Bobo: Kızım olsa vermem kendisine. Brezilyalı Hakan Şükür. Bu kadar alıngan, bu kadar küsen bir oyuncu olmaz olsun. Sezon başı satıldı, satılamadı derken, dün yüzü asık mutsuz bir Bobo vardı sahada. Kafasını toplayıp bir an önce futbola dönmesi lazım. Ayrıca bu takımda kim sol açık oynamaz derseniz, ben Bobo derim. Hem Bobo'ya yazık hem Beşiktaş'a.



Nobre: Dün fazla gol pozisyonuna giremedi, ama özellikle ilk 20 25 dakika Fener müdafasını yıprattı. Türk ve golcü olduğu için kadroda sıklıkla yer bulacağını düşünüyorum. 3 4 hafta sonra özlenilen Nobre olabilir.



Nihat: Nihat'ın en az 8 haftaya ihtiyacı var bence tam kondisyonlu oynayabilmesi için. Ayrıca biraz egosundan sıyrılması lazım. Dün çektiği şut gibi ,uzun mesafeli denemeleri sezon içinde devam ettirirse biraz tatsız kaçar. Ama Nihat bu takımın ruhu olabilcek 2 3 futbolcusundan biri. Umarım eski günlerine çabuk döner ve bize o güzel futbolunu izletir.



Holosko: Dün aradığı geniş alanları bulamadı. Belki maç 0 0 iken oyuna girse daha etkili olabilirdi, ama Fenerbahçe golü bulduktan sonra oyuna girince, geriye yaslanmış müdafa arasında eridi gitti.

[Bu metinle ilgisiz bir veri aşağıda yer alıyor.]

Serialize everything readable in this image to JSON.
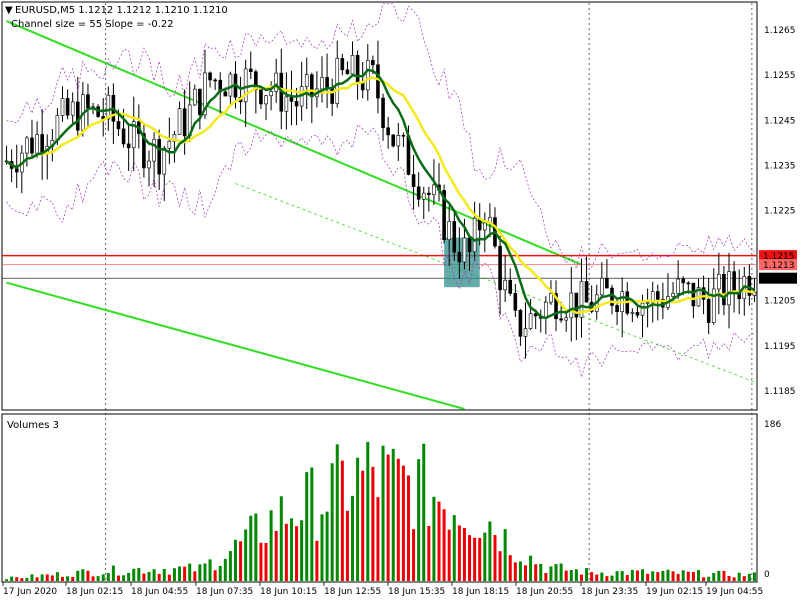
{
  "header": {
    "symbol_line": "EURUSD,M5  1.1212 1.1212 1.1210 1.1210",
    "channel_line": "Channel size = 55 Slope = -0.22"
  },
  "volume_panel": {
    "title": "Volumes 3",
    "max_label": "186",
    "zero_label": "0"
  },
  "price_axis": {
    "ticks": [
      "1.1265",
      "1.1255",
      "1.1245",
      "1.1235",
      "1.1225",
      "1.1205",
      "1.1195",
      "1.1185"
    ]
  },
  "price_tags": [
    {
      "label": "1.1215",
      "value": 1.1215,
      "bg": "#ee1111",
      "fg": "#ffffff",
      "line": true
    },
    {
      "label": "1.1213",
      "value": 1.1213,
      "bg": "#ff6666",
      "fg": "#ffffff",
      "line": true
    },
    {
      "label": "1.1210",
      "value": 1.121,
      "bg": "#000000",
      "fg": "#ffffff",
      "line": true
    }
  ],
  "time_axis": {
    "labels": [
      "17 Jun 2020",
      "18 Jun 02:15",
      "18 Jun 04:55",
      "18 Jun 07:35",
      "18 Jun 10:15",
      "18 Jun 12:55",
      "18 Jun 15:35",
      "18 Jun 18:15",
      "18 Jun 20:55",
      "18 Jun 23:35",
      "19 Jun 02:15",
      "19 Jun 04:55"
    ]
  },
  "colors": {
    "candle": "#000000",
    "ma_fast": "#0b6b16",
    "ma_slow": "#f4ea1a",
    "envelope": "#a030c0",
    "channel": "#33dd22",
    "volume_up": "#008800",
    "volume_down": "#ee0000",
    "highlight_box": "#2f8f8a"
  },
  "chart_data": {
    "type": "candlestick",
    "title": "EURUSD,M5",
    "ylim": [
      1.1181,
      1.1271
    ],
    "volume_ylim": [
      0,
      186
    ],
    "channel": {
      "upper": [
        [
          0,
          1.1267
        ],
        [
          113,
          1.1213
        ]
      ],
      "lower": [
        [
          0,
          1.1209
        ],
        [
          90,
          1.1181
        ]
      ],
      "mid": [
        [
          45,
          1.1231
        ],
        [
          147,
          1.1187
        ]
      ]
    },
    "price_anchors": [
      [
        0,
        1.1236
      ],
      [
        8,
        1.1243
      ],
      [
        14,
        1.1247
      ],
      [
        20,
        1.1246
      ],
      [
        25,
        1.124
      ],
      [
        30,
        1.1238
      ],
      [
        35,
        1.1245
      ],
      [
        40,
        1.1254
      ],
      [
        47,
        1.1254
      ],
      [
        52,
        1.1252
      ],
      [
        57,
        1.1249
      ],
      [
        62,
        1.1252
      ],
      [
        67,
        1.1255
      ],
      [
        72,
        1.1254
      ],
      [
        76,
        1.1241
      ],
      [
        80,
        1.1234
      ],
      [
        85,
        1.1225
      ],
      [
        88,
        1.1218
      ],
      [
        91,
        1.1215
      ],
      [
        94,
        1.1226
      ],
      [
        97,
        1.1211
      ],
      [
        100,
        1.1199
      ],
      [
        103,
        1.1201
      ],
      [
        108,
        1.1206
      ],
      [
        114,
        1.1204
      ],
      [
        120,
        1.1207
      ],
      [
        126,
        1.1205
      ],
      [
        132,
        1.1207
      ],
      [
        138,
        1.1205
      ],
      [
        143,
        1.1208
      ],
      [
        147,
        1.1211
      ]
    ],
    "volume_anchors": [
      [
        0,
        3
      ],
      [
        15,
        10
      ],
      [
        27,
        14
      ],
      [
        38,
        14
      ],
      [
        45,
        38
      ],
      [
        52,
        70
      ],
      [
        57,
        85
      ],
      [
        62,
        95
      ],
      [
        67,
        115
      ],
      [
        72,
        125
      ],
      [
        76,
        115
      ],
      [
        81,
        110
      ],
      [
        86,
        95
      ],
      [
        91,
        80
      ],
      [
        95,
        70
      ],
      [
        100,
        38
      ],
      [
        106,
        16
      ],
      [
        115,
        10
      ],
      [
        124,
        10
      ],
      [
        133,
        9
      ],
      [
        147,
        7
      ]
    ]
  }
}
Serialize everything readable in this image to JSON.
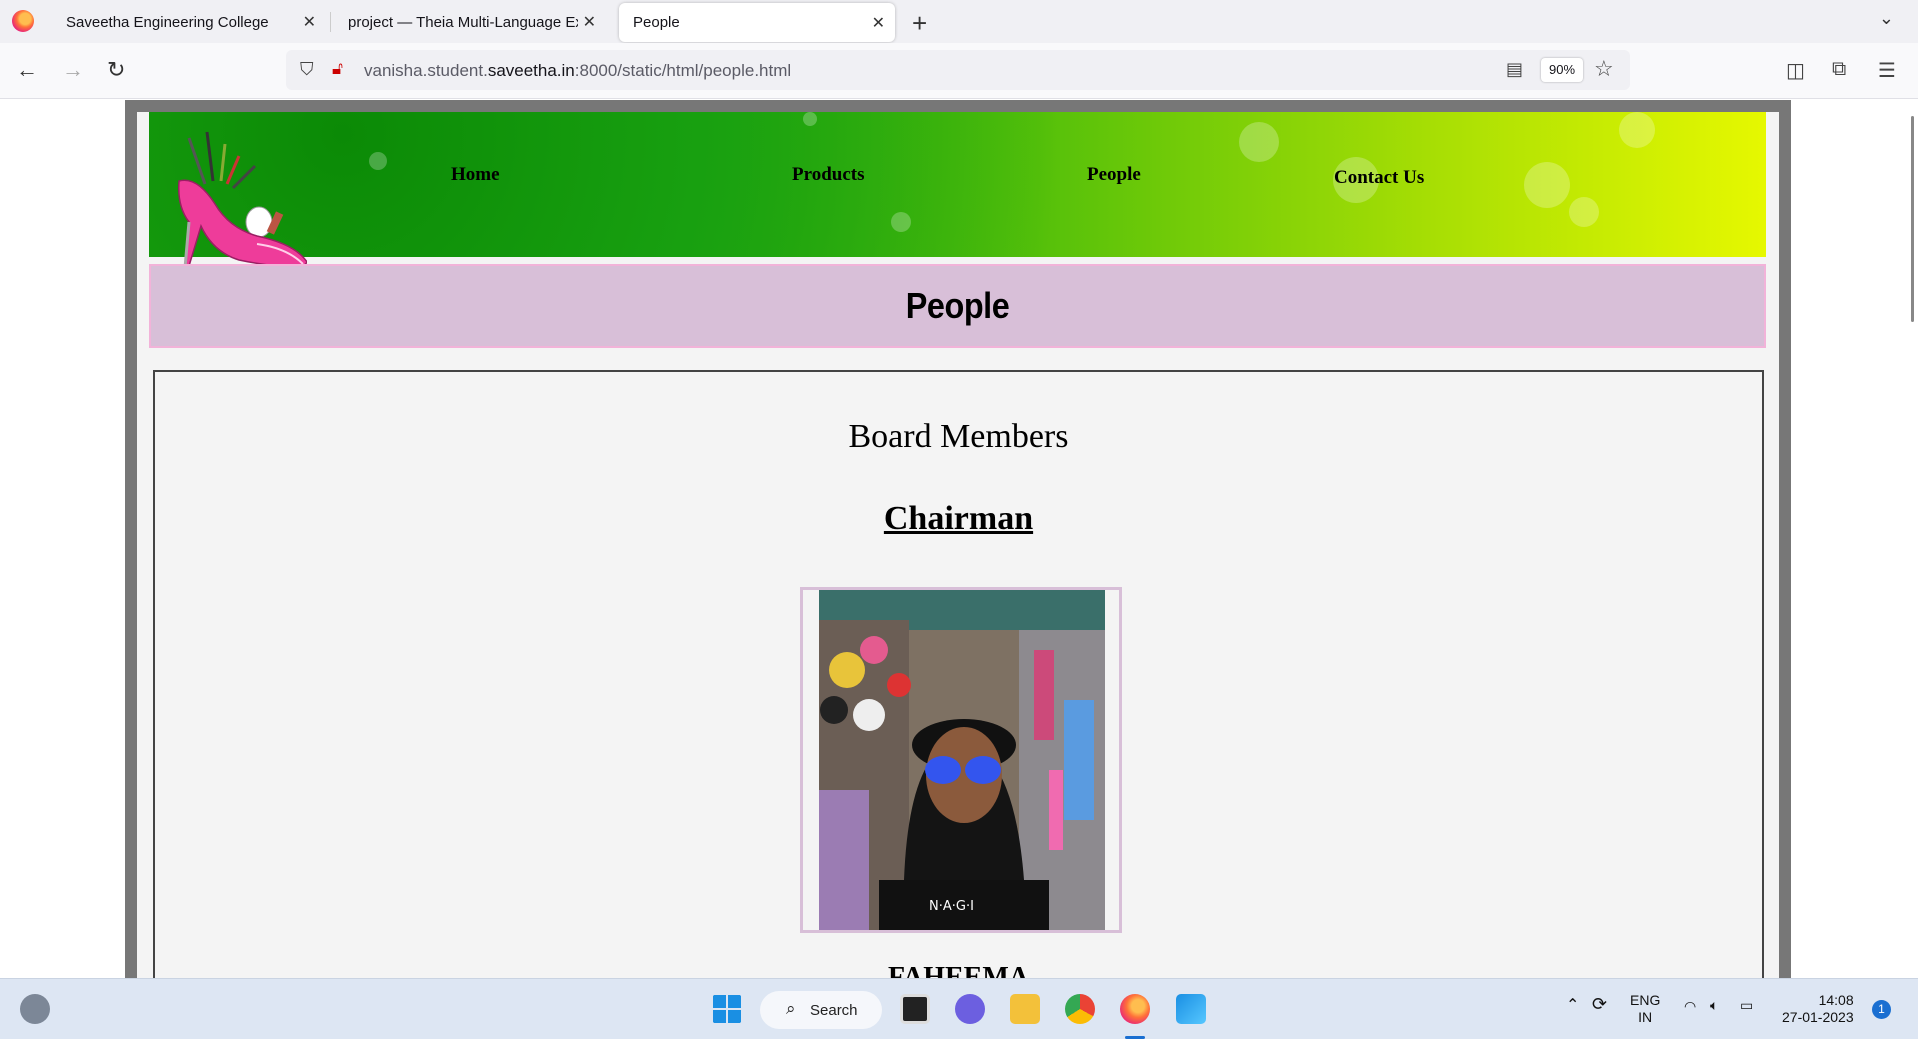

Rıdvan: O da İsmail gibi Beşiktaş'a uzun yıllar hizmet edebilecek kapasitede bir oyuncu. Sezon başı U 19 milli takımında olduğu içim takım ile fazla çalışamadı. Bu açığını en kısa sürede kapatıp, formayı Erhan'dan alır gibi geliyor bana.



Genel olarak, 2 yarıdaki Beşiktaş'ı eleştirmemek lazım. Beşiktaş'ın ucuz maliyetli ve yedek kalmayı dert etmeyecek yerli bir stopere (Emre Aşık tadında) ve Yusuf'un eksikliğini hissettirmeyecek bir oyuncuya ihtiyacı var. Mustafa Denizli 4 3 3 oynatıyor takıma, ama bu takım aslında çok güzel 4 4 2 oynar. Böylece Bobo kanatta harcanmaz, Tello atağa daha rahat çıkabilir. Böyle hucum bekleri olan bir takım çok güzel kanat organizasyonları yapabilir. Ayrıca Beşiktaş'ın ileri uç oyuncuları genelde benzer yapıda. Batuhan bu benzerliğin dışında bir oyuncuydu ama Mustafa Hoca'ya fazla sallayınca soluğu Antep'te aldı. Umarım akıllanır ve bir an önce Beşiktaş formasına kavuşur.



Not: Biraz geç oldu kusura bakmayın.